Teachout cited her desire to serve in the mold of former Democratic Congressman Maurice Hinchey, who represented the Hudson Valley from 1993 to 2013, and Democratic Congressman Sean Patrick Maloney of the 18th Congressional District. Teachout spoke highly of their ability to maintain their integrity in office while still working with those they didn’t agree with to get effective legislation passed.

On the issue of student debt, Teachout was impassioned though self-admittedly working through the specifics of her plan, which she said she would have available with the rest of her platform in March.

“I tend to be broadly aligned with the principles [U.S. Senator] Elizabeth Warren has laid out in terms of responding to this,” Teachout said. “I tend to favor a small cost to education, that way people work steady and you can work it out.”
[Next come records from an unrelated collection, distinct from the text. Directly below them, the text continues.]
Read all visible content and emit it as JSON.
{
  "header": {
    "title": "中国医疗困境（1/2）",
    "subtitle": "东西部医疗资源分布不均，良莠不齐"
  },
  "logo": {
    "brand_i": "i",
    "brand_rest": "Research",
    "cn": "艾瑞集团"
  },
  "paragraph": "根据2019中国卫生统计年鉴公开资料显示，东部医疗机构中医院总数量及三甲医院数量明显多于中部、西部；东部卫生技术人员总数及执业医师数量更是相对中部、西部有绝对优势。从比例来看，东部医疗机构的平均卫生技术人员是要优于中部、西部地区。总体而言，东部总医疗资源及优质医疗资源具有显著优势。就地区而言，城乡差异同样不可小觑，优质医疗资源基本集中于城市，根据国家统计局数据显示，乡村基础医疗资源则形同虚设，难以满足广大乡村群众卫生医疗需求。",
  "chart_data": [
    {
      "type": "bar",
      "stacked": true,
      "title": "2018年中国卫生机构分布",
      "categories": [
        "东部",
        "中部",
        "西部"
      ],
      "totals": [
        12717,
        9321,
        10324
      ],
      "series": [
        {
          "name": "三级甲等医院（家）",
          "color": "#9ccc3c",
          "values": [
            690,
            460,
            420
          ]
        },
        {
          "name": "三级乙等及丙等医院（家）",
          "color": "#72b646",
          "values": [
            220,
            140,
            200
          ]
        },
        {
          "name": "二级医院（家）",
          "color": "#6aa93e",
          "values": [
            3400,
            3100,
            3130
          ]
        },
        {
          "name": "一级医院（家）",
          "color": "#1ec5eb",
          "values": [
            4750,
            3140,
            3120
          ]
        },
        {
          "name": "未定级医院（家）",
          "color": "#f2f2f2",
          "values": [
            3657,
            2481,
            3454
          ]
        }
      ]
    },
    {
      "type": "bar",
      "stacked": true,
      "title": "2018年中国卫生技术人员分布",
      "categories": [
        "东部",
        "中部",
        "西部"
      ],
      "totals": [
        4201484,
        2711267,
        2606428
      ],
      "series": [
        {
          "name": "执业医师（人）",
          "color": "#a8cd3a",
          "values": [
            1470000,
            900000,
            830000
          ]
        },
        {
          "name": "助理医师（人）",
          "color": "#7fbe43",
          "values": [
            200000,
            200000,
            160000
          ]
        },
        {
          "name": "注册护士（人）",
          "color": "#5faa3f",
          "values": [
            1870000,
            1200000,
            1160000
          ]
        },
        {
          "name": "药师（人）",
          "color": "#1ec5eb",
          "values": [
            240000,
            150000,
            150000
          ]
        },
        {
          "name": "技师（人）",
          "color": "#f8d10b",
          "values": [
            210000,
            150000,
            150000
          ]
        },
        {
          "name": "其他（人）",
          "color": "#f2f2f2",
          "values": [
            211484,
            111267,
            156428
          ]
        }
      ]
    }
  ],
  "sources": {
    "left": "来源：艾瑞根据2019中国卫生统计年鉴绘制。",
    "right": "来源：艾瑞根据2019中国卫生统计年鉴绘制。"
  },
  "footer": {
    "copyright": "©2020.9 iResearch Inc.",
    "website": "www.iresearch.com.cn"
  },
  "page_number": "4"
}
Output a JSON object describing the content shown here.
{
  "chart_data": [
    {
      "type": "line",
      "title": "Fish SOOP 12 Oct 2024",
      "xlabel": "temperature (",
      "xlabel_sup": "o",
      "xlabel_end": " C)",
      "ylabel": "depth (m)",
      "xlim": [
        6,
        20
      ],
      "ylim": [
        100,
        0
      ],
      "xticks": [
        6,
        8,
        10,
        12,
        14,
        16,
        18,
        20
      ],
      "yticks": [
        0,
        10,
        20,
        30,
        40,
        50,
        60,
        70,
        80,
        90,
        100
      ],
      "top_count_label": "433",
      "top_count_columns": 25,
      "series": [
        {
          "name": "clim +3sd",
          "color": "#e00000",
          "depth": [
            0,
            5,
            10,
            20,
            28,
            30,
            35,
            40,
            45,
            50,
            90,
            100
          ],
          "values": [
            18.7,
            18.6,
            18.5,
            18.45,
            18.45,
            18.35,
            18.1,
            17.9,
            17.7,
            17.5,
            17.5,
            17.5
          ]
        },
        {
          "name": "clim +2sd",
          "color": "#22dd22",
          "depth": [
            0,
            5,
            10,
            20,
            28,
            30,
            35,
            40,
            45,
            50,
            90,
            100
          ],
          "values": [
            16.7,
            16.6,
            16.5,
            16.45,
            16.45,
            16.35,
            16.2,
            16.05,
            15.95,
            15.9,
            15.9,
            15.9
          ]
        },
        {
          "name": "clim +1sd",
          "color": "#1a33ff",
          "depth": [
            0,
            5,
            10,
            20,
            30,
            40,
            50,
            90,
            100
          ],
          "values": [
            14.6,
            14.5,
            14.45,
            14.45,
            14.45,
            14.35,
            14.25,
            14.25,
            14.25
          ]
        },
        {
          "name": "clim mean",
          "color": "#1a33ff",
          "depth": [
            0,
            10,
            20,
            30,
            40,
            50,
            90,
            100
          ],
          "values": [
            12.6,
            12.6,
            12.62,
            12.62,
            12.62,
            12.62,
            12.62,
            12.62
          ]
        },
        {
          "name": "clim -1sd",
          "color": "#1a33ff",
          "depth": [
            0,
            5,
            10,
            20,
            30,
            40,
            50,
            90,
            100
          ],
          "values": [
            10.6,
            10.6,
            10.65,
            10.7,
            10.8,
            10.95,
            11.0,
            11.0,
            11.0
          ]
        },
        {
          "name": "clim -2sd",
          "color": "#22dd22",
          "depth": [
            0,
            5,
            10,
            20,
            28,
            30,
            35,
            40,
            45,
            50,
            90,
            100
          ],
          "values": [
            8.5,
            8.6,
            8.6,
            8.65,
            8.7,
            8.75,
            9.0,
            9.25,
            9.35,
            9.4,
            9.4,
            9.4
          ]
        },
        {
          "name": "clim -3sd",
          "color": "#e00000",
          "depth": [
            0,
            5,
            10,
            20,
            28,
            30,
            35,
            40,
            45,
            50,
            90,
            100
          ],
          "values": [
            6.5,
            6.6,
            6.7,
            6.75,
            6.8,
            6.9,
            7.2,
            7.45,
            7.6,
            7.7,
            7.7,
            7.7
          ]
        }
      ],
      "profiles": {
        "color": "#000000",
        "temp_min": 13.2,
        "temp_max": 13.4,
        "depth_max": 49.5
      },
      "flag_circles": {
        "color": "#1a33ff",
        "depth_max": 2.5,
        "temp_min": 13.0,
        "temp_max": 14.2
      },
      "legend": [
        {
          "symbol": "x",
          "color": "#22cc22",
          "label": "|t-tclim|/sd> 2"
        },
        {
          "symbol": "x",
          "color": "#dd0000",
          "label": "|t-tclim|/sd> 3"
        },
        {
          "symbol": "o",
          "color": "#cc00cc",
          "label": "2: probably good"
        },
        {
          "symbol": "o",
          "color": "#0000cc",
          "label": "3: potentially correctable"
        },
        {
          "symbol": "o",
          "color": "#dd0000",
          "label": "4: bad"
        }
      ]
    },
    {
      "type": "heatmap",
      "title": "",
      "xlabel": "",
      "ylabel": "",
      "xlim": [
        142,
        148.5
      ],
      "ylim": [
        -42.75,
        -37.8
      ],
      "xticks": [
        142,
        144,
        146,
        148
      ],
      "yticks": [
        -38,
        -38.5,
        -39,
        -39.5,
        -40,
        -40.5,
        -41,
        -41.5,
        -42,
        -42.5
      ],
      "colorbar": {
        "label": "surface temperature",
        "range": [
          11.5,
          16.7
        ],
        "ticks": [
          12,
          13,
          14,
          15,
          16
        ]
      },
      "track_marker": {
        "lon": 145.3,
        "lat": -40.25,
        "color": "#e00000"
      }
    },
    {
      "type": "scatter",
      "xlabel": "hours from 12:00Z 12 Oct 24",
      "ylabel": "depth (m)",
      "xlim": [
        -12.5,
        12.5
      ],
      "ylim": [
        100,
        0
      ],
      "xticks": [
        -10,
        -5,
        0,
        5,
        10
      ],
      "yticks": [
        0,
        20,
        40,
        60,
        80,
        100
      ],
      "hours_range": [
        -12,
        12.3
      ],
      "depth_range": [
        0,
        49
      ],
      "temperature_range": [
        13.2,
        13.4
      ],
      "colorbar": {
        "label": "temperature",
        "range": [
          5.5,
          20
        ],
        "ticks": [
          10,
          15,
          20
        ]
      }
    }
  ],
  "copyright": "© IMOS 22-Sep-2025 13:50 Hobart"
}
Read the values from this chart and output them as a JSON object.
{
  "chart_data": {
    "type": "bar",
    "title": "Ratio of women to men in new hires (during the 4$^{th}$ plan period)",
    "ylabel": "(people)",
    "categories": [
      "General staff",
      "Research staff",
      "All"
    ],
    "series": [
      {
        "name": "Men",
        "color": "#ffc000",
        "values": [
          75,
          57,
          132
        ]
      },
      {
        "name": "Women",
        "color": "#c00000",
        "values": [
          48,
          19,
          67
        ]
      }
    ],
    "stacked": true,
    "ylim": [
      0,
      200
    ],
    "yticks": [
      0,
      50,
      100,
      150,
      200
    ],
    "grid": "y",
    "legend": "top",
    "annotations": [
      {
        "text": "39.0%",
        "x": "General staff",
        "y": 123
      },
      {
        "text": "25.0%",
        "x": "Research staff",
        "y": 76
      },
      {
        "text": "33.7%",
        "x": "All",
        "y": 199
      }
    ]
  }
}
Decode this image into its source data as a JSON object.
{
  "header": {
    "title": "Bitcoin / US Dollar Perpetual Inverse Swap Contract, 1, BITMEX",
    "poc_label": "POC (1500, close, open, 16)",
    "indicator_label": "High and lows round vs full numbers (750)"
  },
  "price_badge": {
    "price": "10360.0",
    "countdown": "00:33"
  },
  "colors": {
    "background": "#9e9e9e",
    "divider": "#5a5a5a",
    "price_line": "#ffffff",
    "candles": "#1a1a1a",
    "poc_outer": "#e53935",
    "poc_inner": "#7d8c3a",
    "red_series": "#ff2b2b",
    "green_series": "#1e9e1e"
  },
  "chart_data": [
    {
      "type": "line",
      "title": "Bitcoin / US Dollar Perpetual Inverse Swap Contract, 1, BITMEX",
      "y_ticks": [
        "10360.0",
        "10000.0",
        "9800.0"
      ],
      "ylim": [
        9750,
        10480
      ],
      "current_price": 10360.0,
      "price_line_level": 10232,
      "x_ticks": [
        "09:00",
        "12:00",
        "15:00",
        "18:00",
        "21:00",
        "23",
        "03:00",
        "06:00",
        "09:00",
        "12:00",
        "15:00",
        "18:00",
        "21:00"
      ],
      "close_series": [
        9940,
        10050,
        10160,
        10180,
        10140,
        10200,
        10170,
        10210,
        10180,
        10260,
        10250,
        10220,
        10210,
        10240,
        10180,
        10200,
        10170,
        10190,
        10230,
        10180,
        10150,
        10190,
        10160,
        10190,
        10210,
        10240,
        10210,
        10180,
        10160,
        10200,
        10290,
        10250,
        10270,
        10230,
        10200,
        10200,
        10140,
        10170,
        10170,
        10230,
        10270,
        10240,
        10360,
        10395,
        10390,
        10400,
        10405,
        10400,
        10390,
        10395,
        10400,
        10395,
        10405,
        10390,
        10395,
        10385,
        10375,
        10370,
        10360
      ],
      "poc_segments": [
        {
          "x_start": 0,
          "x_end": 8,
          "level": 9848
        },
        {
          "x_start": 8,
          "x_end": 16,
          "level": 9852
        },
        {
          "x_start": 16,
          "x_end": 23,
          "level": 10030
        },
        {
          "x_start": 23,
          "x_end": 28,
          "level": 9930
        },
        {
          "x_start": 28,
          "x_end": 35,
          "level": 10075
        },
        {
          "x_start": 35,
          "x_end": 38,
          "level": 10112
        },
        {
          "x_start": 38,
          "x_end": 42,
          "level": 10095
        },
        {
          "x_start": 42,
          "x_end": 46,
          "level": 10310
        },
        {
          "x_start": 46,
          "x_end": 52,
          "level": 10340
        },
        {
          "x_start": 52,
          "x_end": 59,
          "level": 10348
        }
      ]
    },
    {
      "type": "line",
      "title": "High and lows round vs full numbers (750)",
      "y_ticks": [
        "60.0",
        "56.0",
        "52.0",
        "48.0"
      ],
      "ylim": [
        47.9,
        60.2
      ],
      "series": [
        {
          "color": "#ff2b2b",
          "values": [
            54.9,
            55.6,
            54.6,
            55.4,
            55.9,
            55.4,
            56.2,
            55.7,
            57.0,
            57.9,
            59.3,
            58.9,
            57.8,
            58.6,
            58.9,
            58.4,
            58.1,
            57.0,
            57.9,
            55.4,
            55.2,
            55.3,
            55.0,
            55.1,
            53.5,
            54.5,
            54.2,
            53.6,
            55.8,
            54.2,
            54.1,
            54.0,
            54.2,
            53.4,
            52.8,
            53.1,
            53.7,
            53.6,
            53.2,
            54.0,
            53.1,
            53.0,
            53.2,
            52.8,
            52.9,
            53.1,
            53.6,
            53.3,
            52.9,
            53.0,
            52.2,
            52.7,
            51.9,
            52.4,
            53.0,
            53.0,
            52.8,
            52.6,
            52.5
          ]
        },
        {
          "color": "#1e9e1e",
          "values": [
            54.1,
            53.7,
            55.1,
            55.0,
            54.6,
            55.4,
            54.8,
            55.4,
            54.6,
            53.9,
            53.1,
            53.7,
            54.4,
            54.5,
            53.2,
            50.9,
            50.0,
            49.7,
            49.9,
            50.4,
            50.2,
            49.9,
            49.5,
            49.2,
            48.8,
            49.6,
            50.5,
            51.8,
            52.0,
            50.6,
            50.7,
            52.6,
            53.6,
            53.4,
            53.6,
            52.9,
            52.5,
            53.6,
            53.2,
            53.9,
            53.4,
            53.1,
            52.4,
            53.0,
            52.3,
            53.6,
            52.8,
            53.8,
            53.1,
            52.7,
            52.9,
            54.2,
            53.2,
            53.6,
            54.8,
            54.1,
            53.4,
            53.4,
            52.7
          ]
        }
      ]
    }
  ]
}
Teachout said as much as she wanted to propose her ideas, she aimed to spend as much time listening to her constituents’ concerns and comments about her campaign. She spent a large amount of time heeding advice from prominent local environmentalists, educators and peace activists.

“I am standing up for all those people who are very unhappy with what is going on in Washington; it is broken, corrupt and gridlocked,” Teachout said. “But we actually have things to say in this district because we can imagine a different America; an America where there isn’t this radical, terrible inequality.”